To me Christmas is all about food. Well, at least food is an important part of Christmas, and Christmas cookies, including a gingerbread house, are key elements of Christmas food, and not least Christmas preparations. Where I come from, in the days before Christmas eve, we usually have a number of Christmas preparations: making head cheese, making pickled herring, putting up a bundle of oat straws for birds to eat, decorating the whole house, and, last but not least, baking lots of Christmas cookies, including a gingerbread house.
In the spirit of sharing some of the joys of baking and Norwegian Christmas traditions, I invited fellow Johanneans to an afternoon (that spilled into the evening) of baking cookies on December 21. We started with rolling out the gingerbread dough (we made it the dough previous day), and carefully cutting out all the walls, chimneys, windows, doors, and porches.

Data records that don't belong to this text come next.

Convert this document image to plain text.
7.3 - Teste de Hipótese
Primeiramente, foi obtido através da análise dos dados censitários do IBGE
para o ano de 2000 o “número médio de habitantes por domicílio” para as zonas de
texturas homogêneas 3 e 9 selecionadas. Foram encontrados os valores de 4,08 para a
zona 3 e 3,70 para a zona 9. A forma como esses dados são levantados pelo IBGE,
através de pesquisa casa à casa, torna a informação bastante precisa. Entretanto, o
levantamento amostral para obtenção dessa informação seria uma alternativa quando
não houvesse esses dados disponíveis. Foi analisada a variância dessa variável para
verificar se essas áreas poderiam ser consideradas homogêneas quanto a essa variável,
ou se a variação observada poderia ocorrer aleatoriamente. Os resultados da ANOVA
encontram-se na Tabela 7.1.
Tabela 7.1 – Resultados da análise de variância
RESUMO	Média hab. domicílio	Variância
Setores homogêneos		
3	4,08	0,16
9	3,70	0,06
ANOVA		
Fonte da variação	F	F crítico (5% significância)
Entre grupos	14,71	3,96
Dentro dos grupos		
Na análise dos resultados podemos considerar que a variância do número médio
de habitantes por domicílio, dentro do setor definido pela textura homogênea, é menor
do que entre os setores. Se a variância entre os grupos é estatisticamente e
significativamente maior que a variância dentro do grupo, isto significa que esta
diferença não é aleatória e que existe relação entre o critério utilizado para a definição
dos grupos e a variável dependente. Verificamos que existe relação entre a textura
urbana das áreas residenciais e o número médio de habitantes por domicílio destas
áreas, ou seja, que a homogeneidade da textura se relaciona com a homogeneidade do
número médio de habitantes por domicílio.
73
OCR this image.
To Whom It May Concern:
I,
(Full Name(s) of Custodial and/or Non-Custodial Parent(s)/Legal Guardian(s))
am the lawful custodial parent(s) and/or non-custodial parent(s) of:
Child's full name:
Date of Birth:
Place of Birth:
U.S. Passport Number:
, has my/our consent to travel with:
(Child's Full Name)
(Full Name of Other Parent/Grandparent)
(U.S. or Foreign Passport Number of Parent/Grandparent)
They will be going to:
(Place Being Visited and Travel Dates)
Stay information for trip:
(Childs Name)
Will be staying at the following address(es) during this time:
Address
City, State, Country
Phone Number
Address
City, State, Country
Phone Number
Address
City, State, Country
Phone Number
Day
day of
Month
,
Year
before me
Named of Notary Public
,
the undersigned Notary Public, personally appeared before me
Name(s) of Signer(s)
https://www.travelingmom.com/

The walls and other pieces were assembled using melted sugar, which turns into caramel when heated. Making gingerbread houses took a lot of time, not least since we had to bake the pieces in several batches. The other cookies – sandkaker (“sand cakes”), peppernøtter (“pepper nuts”), and mandelflarn (“almond something…”) were less time-consuming, but because of the number of batches we had to use the oven in the clock tower as well, plying between the two kitchens for an hour. But the best part was decorating the gingerbread house, of course, with coloured frosting and smarties.
Baking Christmas cookies was a great way of maintaining an sharing some of my traditions, but also a fun (and tasty) way of meeting people over the holidays. As we say in Norwegian: “God jul!” (Merry Christmas!)